В Михайловку, к Назарову в колхоз, теперь, значит, переедешь?

Куда же еще? Туда.

Ну, возвращайся. Хороший был уголок земли. Был, да сплыл.

Анна, помнится, запрокинула изумленные, сверкающие глаза. Федор толком не разглядел тогда, но, кажется, были в них, в ее глазах, все-таки слезы.

Через неделю Федор находился уже за Волгой, рыл учебные окопы, ходил в ночные учебные атаки, ползал по-пластунски и дырявил из винтовки мишени, на которых был изображен силуэт немецкого солдата в каске. Такая жизнь продолжалась больше двух месяцев. Потом всю дивизию, в которой он служил, погрузили в теплушки и повезли куда-то. По составу сразу же разнесся слух – на Кавказ. На Кавказе Федор никогда не был, с любопытством оглядывал места, по которым медленно тащился поезд, но долго ничего особенного не видел – степи, лощины, невысокие каменистые холмы. Уж нет-нет начали виднеться вдали черные громадины гор...

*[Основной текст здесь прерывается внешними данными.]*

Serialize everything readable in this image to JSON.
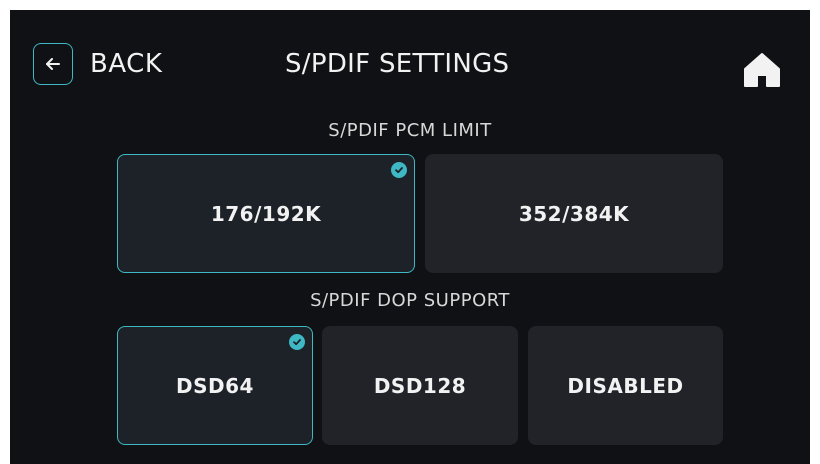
{
  "header": {
    "back_label": "BACK",
    "title": "S/PDIF SETTINGS",
    "back_icon": "arrow-left-icon",
    "home_icon": "home-icon"
  },
  "pcm_limit": {
    "label": "S/PDIF PCM LIMIT",
    "options": [
      {
        "label": "176/192K",
        "selected": true
      },
      {
        "label": "352/384K",
        "selected": false
      }
    ]
  },
  "dop_support": {
    "label": "S/PDIF DOP SUPPORT",
    "options": [
      {
        "label": "DSD64",
        "selected": true
      },
      {
        "label": "DSD128",
        "selected": false
      },
      {
        "label": "DISABLED",
        "selected": false
      }
    ]
  },
  "colors": {
    "background": "#0f1114",
    "tile": "#212329",
    "accent": "#3db8c4",
    "text": "#f2f2f2"
  }
}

Разгрузились ночью где-то под городом Нальчик, на пыльном полустанке, где возле единственного длинного барака росло несколько чахлых деревьев, порочно двинулись прочь по каменистой дороге. Камни хрустели под ногами, непривычно едкая пыль лезла в рот и ноздри, въедалась в глаза, и к рассвету заняли окопы, отрытые, выдолбленные ранее оборонявшимися здесь войсками чуть ли не в сплошном камне в полный рост. Всем было объяснено, что в нескольких десятках метров вдоль реки, которая называется Баксан, расположены немецкие окопы, что фашисты могут в любую минуту начать наступление и что оборонять позиции приказано до последнего дыхания.

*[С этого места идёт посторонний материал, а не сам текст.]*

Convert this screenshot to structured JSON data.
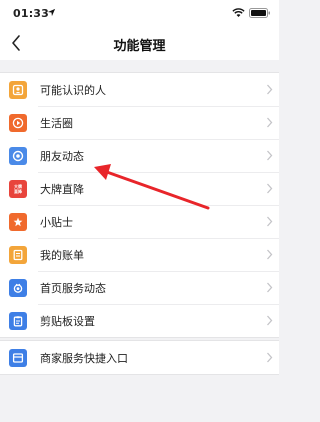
{
  "status_bar": {
    "time": "01:33"
  },
  "nav": {
    "title": "功能管理"
  },
  "menu": [
    {
      "label": "可能认识的人",
      "icon": "person-card-icon",
      "color": "#f3a53a"
    },
    {
      "label": "生活圈",
      "icon": "play-circle-icon",
      "color": "#f06a2d"
    },
    {
      "label": "朋友动态",
      "icon": "camera-aperture-icon",
      "color": "#4a8ae8"
    },
    {
      "label": "大牌直降",
      "icon": "brand-discount-icon",
      "icon_text": "大牌\n直降",
      "color": "#e8443c"
    },
    {
      "label": "小贴士",
      "icon": "star-tip-icon",
      "color": "#f06a2d"
    },
    {
      "label": "我的账单",
      "icon": "bill-icon",
      "color": "#f3a53a"
    },
    {
      "label": "首页服务动态",
      "icon": "service-icon",
      "color": "#3e7fe6"
    },
    {
      "label": "剪贴板设置",
      "icon": "clipboard-icon",
      "color": "#3e7fe6"
    }
  ],
  "menu2": [
    {
      "label": "商家服务快捷入口",
      "icon": "merchant-shortcut-icon",
      "color": "#3e7fe6"
    }
  ],
  "annotation": {
    "arrow_color": "#e8252a"
  }
}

Только теперь Федор почувствовал, что ведь он на войне, на самой настоящей войне, где могут в любую минуту убить, и только теперь с каким-то пронзительным удивлением подумал: как же это и зачем он здесь очутился? Непостижимым образом повторялось прежнее: тогда, в гражданскую, не хотел ведь он воевать ни за красных, ни за белых и мог, наверное, как-то отлежаться в глухом углу, а очутился в партизанском отряде, сейчас мог до конца войны – должна же она когда-то кончиться! –просидеть на броне, такого комбайнера, как он, на фронт бы не отправили, скосил бы он нынче эти две с половиной тысячи гектаров, как обещал, и гремело бы его имя по всему району, по всей области, – а вместо этого оказался вот тут, вблизи от немецких окопов, из которых, кажется, тянет незнакомым кислым запахом, откуда грозит ему смерть. А почему, ради чего, собственно, должен он умирать?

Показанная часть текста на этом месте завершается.